No way, Cesar Chavez as a freeway? Way.
The thinking back in the ’60s was that Cesar Chevez (née 1st Street, née Water Street) should be an expressway.
Check out this map making the rounds on Twitter, recently. Note that the red dash lines are planned expressway lanes, just like MoPac. (Keep in mind, the waterfront wasn’t what it is today, and Lake Lady Bird had only just formed after the completion of Longhorn Dam in 1960.
Office tower proposed at 5th & Colorado
The ABJ reports the surface-parking-lot-cum-mobile-food-vendor site is slated to be a 9 story office tower, being developed by Lincoln Properties. What’s not clear is where the 6 stories of parking will go. Is it a 15 story building? Is parking below ground? Nobody seems to know the height.
Plans murky for former Children’s Museum site
I posted recently about a zoning change filed on the block surrounding the 56-story Austonian skyscraper last week, where developers are seeking a change in zoning that would allow them to build taller.
Developers indicated in plans their intent to develop the two properties adjacent to the Austonian into a 58,880-square-foot retail development and a 1.5 million-square-foot office development, according to the ABJ.
But the zoning request has been withdrawn, the newspaper reported, and there is not a clue about what is planned next. The ABJ noted that when the lot was sold in December, it went for between a very large amount of money: $35 million to $45 million. Whatever ends up being built won’t be small potatoes.
Striking public art coming to the Pfluger Pedestrian Bridge area
A pretty eye-catching public art project, to memorialize the loss of the over 300 million trees that died in the drought of 2011, is coming to downtown this fall. (A site plan has just been submitted to get the city approvals underway.)

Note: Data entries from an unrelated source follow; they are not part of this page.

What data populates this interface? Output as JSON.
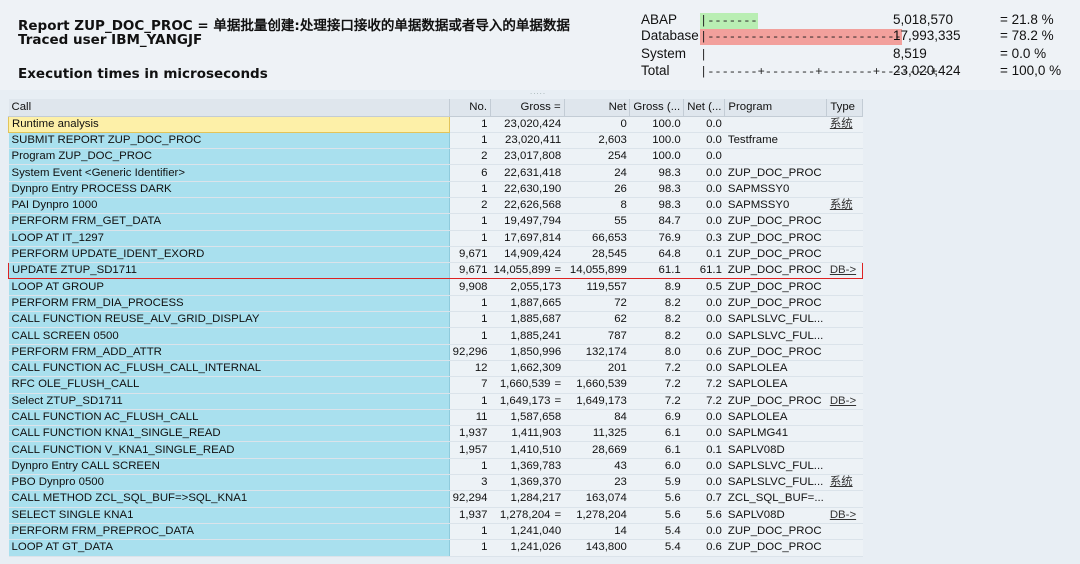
{
  "header": {
    "report_title": "Report ZUP_DOC_PROC = 单据批量创建:处理接口接收的单据数据或者导入的单据数据",
    "traced_user": "Traced user IBM_YANGJF",
    "execution_times": "Execution times in microseconds",
    "summary": [
      {
        "label": "ABAP",
        "bar": "|-------",
        "bar_color": "#b9eeb3",
        "value": "5,018,570",
        "pct": "= 21.8 %"
      },
      {
        "label": "Database",
        "bar": "|---------------------------",
        "bar_color": "#f2a09c",
        "value": "17,993,335",
        "pct": "= 78.2 %"
      },
      {
        "label": "System",
        "bar": "|",
        "bar_color": "",
        "value": "8,519",
        "pct": "= 0.0 %"
      },
      {
        "label": "Total",
        "bar": "|-------+-------+-------+-------+",
        "bar_color": "",
        "value": "23,020,424",
        "pct": "= 100,0 %"
      }
    ]
  },
  "columns": [
    "Call",
    "No.",
    "Gross =",
    "Net",
    "Gross (...",
    "Net (...",
    "Program",
    "Type"
  ],
  "rows": [
    {
      "call": "Runtime analysis",
      "no": "1",
      "gross": "23,020,424",
      "eq": "",
      "net": "0",
      "gpct": "100.0",
      "npct": "0.0",
      "program": "",
      "type": "系统",
      "type_link": true,
      "selected": true
    },
    {
      "call": "SUBMIT REPORT ZUP_DOC_PROC",
      "no": "1",
      "gross": "23,020,411",
      "eq": "",
      "net": "2,603",
      "gpct": "100.0",
      "npct": "0.0",
      "program": "Testframe",
      "type": ""
    },
    {
      "call": "Program ZUP_DOC_PROC",
      "no": "2",
      "gross": "23,017,808",
      "eq": "",
      "net": "254",
      "gpct": "100.0",
      "npct": "0.0",
      "program": "",
      "type": ""
    },
    {
      "call": "System Event <Generic Identifier>",
      "no": "6",
      "gross": "22,631,418",
      "eq": "",
      "net": "24",
      "gpct": "98.3",
      "npct": "0.0",
      "program": "ZUP_DOC_PROC",
      "type": ""
    },
    {
      "call": "Dynpro Entry PROCESS DARK",
      "no": "1",
      "gross": "22,630,190",
      "eq": "",
      "net": "26",
      "gpct": "98.3",
      "npct": "0.0",
      "program": "SAPMSSY0",
      "type": ""
    },
    {
      "call": "PAI Dynpro 1000",
      "no": "2",
      "gross": "22,626,568",
      "eq": "",
      "net": "8",
      "gpct": "98.3",
      "npct": "0.0",
      "program": "SAPMSSY0",
      "type": "系统",
      "type_link": true
    },
    {
      "call": "PERFORM FRM_GET_DATA",
      "no": "1",
      "gross": "19,497,794",
      "eq": "",
      "net": "55",
      "gpct": "84.7",
      "npct": "0.0",
      "program": "ZUP_DOC_PROC",
      "type": ""
    },
    {
      "call": "LOOP AT IT_1297",
      "no": "1",
      "gross": "17,697,814",
      "eq": "",
      "net": "66,653",
      "gpct": "76.9",
      "npct": "0.3",
      "program": "ZUP_DOC_PROC",
      "type": ""
    },
    {
      "call": "PERFORM UPDATE_IDENT_EXORD",
      "no": "9,671",
      "gross": "14,909,424",
      "eq": "",
      "net": "28,545",
      "gpct": "64.8",
      "npct": "0.1",
      "program": "ZUP_DOC_PROC",
      "type": ""
    },
    {
      "call": "UPDATE ZTUP_SD1711",
      "no": "9,671",
      "gross": "14,055,899",
      "eq": "=",
      "net": "14,055,899",
      "gpct": "61.1",
      "npct": "61.1",
      "program": "ZUP_DOC_PROC",
      "type": "DB->",
      "type_link": true,
      "highlight": true
    },
    {
      "call": "LOOP AT GROUP",
      "no": "9,908",
      "gross": "2,055,173",
      "eq": "",
      "net": "119,557",
      "gpct": "8.9",
      "npct": "0.5",
      "program": "ZUP_DOC_PROC",
      "type": ""
    },
    {
      "call": "PERFORM FRM_DIA_PROCESS",
      "no": "1",
      "gross": "1,887,665",
      "eq": "",
      "net": "72",
      "gpct": "8.2",
      "npct": "0.0",
      "program": "ZUP_DOC_PROC",
      "type": ""
    },
    {
      "call": "CALL FUNCTION REUSE_ALV_GRID_DISPLAY",
      "no": "1",
      "gross": "1,885,687",
      "eq": "",
      "net": "62",
      "gpct": "8.2",
      "npct": "0.0",
      "program": "SAPLSLVC_FUL...",
      "type": ""
    },
    {
      "call": "CALL SCREEN 0500",
      "no": "1",
      "gross": "1,885,241",
      "eq": "",
      "net": "787",
      "gpct": "8.2",
      "npct": "0.0",
      "program": "SAPLSLVC_FUL...",
      "type": ""
    },
    {
      "call": "PERFORM FRM_ADD_ATTR",
      "no": "92,296",
      "gross": "1,850,996",
      "eq": "",
      "net": "132,174",
      "gpct": "8.0",
      "npct": "0.6",
      "program": "ZUP_DOC_PROC",
      "type": ""
    },
    {
      "call": "CALL FUNCTION AC_FLUSH_CALL_INTERNAL",
      "no": "12",
      "gross": "1,662,309",
      "eq": "",
      "net": "201",
      "gpct": "7.2",
      "npct": "0.0",
      "program": "SAPLOLEA",
      "type": ""
    },
    {
      "call": "RFC OLE_FLUSH_CALL",
      "no": "7",
      "gross": "1,660,539",
      "eq": "=",
      "net": "1,660,539",
      "gpct": "7.2",
      "npct": "7.2",
      "program": "SAPLOLEA",
      "type": ""
    },
    {
      "call": "Select ZTUP_SD1711",
      "no": "1",
      "gross": "1,649,173",
      "eq": "=",
      "net": "1,649,173",
      "gpct": "7.2",
      "npct": "7.2",
      "program": "ZUP_DOC_PROC",
      "type": "DB->",
      "type_link": true
    },
    {
      "call": "CALL FUNCTION AC_FLUSH_CALL",
      "no": "11",
      "gross": "1,587,658",
      "eq": "",
      "net": "84",
      "gpct": "6.9",
      "npct": "0.0",
      "program": "SAPLOLEA",
      "type": ""
    },
    {
      "call": "CALL FUNCTION KNA1_SINGLE_READ",
      "no": "1,937",
      "gross": "1,411,903",
      "eq": "",
      "net": "11,325",
      "gpct": "6.1",
      "npct": "0.0",
      "program": "SAPLMG41",
      "type": ""
    },
    {
      "call": "CALL FUNCTION V_KNA1_SINGLE_READ",
      "no": "1,957",
      "gross": "1,410,510",
      "eq": "",
      "net": "28,669",
      "gpct": "6.1",
      "npct": "0.1",
      "program": "SAPLV08D",
      "type": ""
    },
    {
      "call": "Dynpro Entry CALL SCREEN",
      "no": "1",
      "gross": "1,369,783",
      "eq": "",
      "net": "43",
      "gpct": "6.0",
      "npct": "0.0",
      "program": "SAPLSLVC_FUL...",
      "type": ""
    },
    {
      "call": "PBO Dynpro 0500",
      "no": "3",
      "gross": "1,369,370",
      "eq": "",
      "net": "23",
      "gpct": "5.9",
      "npct": "0.0",
      "program": "SAPLSLVC_FUL...",
      "type": "系统",
      "type_link": true
    },
    {
      "call": "CALL METHOD ZCL_SQL_BUF=>SQL_KNA1",
      "no": "92,294",
      "gross": "1,284,217",
      "eq": "",
      "net": "163,074",
      "gpct": "5.6",
      "npct": "0.7",
      "program": "ZCL_SQL_BUF=...",
      "type": ""
    },
    {
      "call": "SELECT SINGLE KNA1",
      "no": "1,937",
      "gross": "1,278,204",
      "eq": "=",
      "net": "1,278,204",
      "gpct": "5.6",
      "npct": "5.6",
      "program": "SAPLV08D",
      "type": "DB->",
      "type_link": true
    },
    {
      "call": "PERFORM FRM_PREPROC_DATA",
      "no": "1",
      "gross": "1,241,040",
      "eq": "",
      "net": "14",
      "gpct": "5.4",
      "npct": "0.0",
      "program": "ZUP_DOC_PROC",
      "type": ""
    },
    {
      "call": "LOOP AT GT_DATA",
      "no": "1",
      "gross": "1,241,026",
      "eq": "",
      "net": "143,800",
      "gpct": "5.4",
      "npct": "0.6",
      "program": "ZUP_DOC_PROC",
      "type": ""
    }
  ]
}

Envisioned as a large scale, site specific installation located on Lady Bird Lake, THIRST is a project that will install a white “ghost tree” similar to a white-painted ghost bike in the water between the Pfluger and Lamar bridge, and also hang Tibetan prayer flag-like along the north and south shores on the trail.
The art seeks to acknowledge the devastating impact that changes in weather patterns have had on Austin and also sound a call to action for conservation and sustainability.
The project is brought to us by the Women & Their Work organization, which was awarded a $50,000 Artistic Innovation and Collaboration Grant by the Robert Rauschenberg Foundation.
Women & Their Work invited visual artist Beili Liu to serve as lead artist. In addition, to some others, downtown’s own Daniel Woodroffe is also collaborate.